User Profiles, Market Research & Human Needs
After, all, the better you understand your target audience, the more chances you have of tailoring relevant content to their specific needs. While this slows you down initially, it helps structure your site (and all associated documents, brochures, videos) so the content aligns with your prospective customer’s interests.
Use these steps to develop User Profiles, especially when developing web site content:
- Sector – Identify the target sector or vertical markets you are developing your site for. Once you understand this, develop different types of content that aligns with their most pressing needs. Some content is more important than others.
- Expertise – Identify the level of subject expertise in that group. In other words, if they are beginners, create content that explains that basics.

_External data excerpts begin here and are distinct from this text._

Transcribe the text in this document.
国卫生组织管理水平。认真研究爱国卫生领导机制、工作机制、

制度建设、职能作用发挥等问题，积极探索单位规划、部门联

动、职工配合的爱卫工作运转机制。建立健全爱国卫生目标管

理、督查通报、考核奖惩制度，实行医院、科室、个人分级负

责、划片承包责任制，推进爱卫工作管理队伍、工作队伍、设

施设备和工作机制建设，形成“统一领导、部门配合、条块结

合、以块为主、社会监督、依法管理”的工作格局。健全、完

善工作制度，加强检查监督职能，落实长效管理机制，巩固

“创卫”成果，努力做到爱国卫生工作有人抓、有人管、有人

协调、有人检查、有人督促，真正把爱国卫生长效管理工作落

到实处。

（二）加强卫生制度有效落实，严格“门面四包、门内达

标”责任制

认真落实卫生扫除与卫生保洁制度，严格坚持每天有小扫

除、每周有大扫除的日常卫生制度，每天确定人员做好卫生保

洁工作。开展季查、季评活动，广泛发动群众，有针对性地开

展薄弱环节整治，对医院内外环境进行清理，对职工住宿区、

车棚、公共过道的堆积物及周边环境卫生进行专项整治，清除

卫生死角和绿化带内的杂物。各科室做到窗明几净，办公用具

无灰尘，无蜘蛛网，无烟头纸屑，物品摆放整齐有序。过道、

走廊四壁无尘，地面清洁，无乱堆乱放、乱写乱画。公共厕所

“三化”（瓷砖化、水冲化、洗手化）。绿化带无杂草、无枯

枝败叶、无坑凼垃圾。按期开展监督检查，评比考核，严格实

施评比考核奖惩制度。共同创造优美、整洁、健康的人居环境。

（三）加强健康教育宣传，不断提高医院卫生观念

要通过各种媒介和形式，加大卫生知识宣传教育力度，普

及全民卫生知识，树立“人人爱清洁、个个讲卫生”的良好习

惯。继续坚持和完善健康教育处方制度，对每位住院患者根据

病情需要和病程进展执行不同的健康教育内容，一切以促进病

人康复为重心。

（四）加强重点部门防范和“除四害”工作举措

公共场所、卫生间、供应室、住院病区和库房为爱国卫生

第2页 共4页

If they are more advanced, provide in-depth tutorials that show how the site works with more advanced tips.
- Preferences – Identify information preferences, such as their preferred order for accessing information. For instance, they want to access this type of content first, then second, then third, and so on.
- Environment – Identify their environments, for example applications settings, screen resolution, screen color, hardware, operating systems and other peripherals.
- Expertise – Identify technical expertise, for example, their ability to install plug-ins, download patches or run anti-virus software.
- Demographics – Define your audience’s characteristics, such as their occupation, location, sex, age and level of education.
- Scenarios – Describe usage scenarios, for example where and why the audience will use the site, locations where is will be used and the devices they will use.
- Characteristics – Describe physical abilities, such as vision, hearing, and mobility which may influence how you design the site layout and appearance.
Once you have collected this information, which in many ways is similar to gathering business requirements, feed it into your Audience Analysis worksheet. This will allow you to conduct more effective market research campaigns as your target user group has already been more refined, thus improving the quality of the research data.